Empower Women and Girls to Stay HIV-Negative

Publisher: International Women’s Health Coalition, 2008

Globally half of the people living with HIV and AIDS are female. Gender inequalities and human rights violations heighten girls’ and women’s vulnerability.

This short issue brief is a part of International Women’s Health Coalition (IWHC) series on Health and Rights. It says that investing in comprehensive HIV prevention for women and girls is also an investment in the health and well-being of boys and men and of communities.

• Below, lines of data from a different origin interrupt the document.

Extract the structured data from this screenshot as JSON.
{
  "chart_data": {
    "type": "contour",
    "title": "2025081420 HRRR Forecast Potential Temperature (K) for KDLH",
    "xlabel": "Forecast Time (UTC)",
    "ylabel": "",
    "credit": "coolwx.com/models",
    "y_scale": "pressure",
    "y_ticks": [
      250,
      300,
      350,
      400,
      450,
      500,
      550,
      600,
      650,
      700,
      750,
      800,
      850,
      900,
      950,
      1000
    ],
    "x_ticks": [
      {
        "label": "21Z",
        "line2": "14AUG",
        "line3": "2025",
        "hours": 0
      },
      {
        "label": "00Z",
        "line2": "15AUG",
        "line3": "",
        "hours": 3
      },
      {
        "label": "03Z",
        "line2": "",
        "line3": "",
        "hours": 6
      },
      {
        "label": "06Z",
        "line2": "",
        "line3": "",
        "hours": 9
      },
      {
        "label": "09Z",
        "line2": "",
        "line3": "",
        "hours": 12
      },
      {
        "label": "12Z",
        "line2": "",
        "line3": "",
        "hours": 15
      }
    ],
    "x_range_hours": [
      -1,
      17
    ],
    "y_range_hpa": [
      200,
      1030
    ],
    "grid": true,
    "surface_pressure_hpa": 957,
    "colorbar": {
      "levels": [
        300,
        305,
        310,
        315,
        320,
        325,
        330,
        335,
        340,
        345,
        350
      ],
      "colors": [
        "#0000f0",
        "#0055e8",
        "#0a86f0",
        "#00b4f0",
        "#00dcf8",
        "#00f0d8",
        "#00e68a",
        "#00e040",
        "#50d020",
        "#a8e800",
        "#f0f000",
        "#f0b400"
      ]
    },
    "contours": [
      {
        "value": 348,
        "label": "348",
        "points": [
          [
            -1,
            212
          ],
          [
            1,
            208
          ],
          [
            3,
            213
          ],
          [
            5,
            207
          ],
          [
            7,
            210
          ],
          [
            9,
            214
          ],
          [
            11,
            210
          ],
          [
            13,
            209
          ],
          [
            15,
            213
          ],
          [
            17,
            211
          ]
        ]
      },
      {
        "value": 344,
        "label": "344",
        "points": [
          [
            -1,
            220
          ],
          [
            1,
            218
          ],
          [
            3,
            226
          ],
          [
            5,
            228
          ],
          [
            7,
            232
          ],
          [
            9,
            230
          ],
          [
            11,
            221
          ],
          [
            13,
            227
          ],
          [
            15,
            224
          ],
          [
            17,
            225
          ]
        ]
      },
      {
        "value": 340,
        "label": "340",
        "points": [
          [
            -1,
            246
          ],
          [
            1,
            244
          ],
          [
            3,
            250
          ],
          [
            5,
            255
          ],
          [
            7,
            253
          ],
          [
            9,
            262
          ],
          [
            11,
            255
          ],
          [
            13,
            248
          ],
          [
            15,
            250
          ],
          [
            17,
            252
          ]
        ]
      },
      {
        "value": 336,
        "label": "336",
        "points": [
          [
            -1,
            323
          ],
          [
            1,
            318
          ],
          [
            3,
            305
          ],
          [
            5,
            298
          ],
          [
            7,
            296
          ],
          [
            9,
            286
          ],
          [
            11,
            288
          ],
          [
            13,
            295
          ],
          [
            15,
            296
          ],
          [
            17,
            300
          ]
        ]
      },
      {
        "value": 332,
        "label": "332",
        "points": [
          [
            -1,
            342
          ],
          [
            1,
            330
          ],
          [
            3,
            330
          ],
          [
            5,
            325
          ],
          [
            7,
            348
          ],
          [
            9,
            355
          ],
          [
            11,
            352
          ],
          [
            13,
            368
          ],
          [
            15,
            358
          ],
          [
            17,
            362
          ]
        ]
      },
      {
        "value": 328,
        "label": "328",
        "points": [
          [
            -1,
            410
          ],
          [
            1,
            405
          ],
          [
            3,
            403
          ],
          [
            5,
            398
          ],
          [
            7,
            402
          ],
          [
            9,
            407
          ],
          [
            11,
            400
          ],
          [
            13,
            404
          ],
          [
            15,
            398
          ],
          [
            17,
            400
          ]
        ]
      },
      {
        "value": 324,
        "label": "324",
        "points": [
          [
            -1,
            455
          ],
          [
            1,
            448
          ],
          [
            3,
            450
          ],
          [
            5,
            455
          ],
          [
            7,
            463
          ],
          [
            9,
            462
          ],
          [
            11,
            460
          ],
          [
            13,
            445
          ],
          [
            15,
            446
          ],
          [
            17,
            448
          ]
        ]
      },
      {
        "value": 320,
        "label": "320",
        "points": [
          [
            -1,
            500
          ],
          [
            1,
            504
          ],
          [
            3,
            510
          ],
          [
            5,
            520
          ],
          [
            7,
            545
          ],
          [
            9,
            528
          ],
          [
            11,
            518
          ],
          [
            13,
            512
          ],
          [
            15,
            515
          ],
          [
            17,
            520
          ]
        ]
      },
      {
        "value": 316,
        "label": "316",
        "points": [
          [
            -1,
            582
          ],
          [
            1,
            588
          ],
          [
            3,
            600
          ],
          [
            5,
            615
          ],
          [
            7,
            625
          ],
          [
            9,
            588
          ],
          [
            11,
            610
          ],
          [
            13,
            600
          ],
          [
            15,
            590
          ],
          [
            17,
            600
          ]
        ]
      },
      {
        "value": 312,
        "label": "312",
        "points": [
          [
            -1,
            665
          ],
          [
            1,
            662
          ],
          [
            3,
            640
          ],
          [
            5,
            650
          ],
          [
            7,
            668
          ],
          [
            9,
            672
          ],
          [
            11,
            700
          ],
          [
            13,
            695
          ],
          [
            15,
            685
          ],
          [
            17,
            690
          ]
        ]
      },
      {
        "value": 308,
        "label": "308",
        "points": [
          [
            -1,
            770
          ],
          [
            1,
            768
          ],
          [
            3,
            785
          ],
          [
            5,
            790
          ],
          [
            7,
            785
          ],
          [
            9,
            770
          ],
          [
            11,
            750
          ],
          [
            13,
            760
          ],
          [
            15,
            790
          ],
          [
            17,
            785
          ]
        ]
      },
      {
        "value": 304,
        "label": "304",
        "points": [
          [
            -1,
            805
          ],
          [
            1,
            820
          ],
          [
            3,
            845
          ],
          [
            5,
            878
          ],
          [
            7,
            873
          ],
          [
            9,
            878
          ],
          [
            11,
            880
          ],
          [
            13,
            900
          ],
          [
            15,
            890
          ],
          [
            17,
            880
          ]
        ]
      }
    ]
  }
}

The paper highlights the following key issue related to safe sex:

• Respect for the mutual consent of partners and their right to say no;

•  Zero coercion and violence;

•  Access to female and male condoms and information on using them; and

•  Knowledge of one’s own and one’s partner’s sexual health, including HIV status.

Comprehensive sexuality education in schools provides young people with HIV prevention information and skills and supports them to build equality in relationships and in society and accept diversity of sexual orientation and HIV status.

Knowing one’s own and one’s partner(s)’ HIV status is an essential step towards preventing HIV infections. All individuals and, when desired, couples should have access to confidential HIV counseling and testing as well as treatment.

Individuals should be supported in disclosing their HIV status and all segments of society and institutions should eliminate stigma and discrimination based on HIV status.

It is equally important to put the power of prevention in women’s hands. Only one female condom is distributed for every 700 male condoms. Additional programmatic and budgetary investments are needed to distribute female condoms much more widely and to teach women how to use both male and female condoms.

Women and young people can be most effectively reached through comprehensive reproductive health services (contraception, abortion, pregnancy and delivery care, and screening and treatment of sexually transmitted infections).

In addition, services should build capacity to:

• Teach women and couples how to minimise the risk of HIV infection when trying to get pregnant;

•  Screen for violence against women and provide care, including post-exposure prophylaxis; and

•  Provide reproductive health services to women living with HIV.

The paper emphasises that HIV prevention requires protection of women’s human rights through:

• Ending violence against women and girls.

• Ending stigma and discrimination against people living with HIV and AIDS.

•  Promoting women’s equality. Women should have rights to own and inherit property; equal opportunity in employment, education, and politics; and full equality under the law.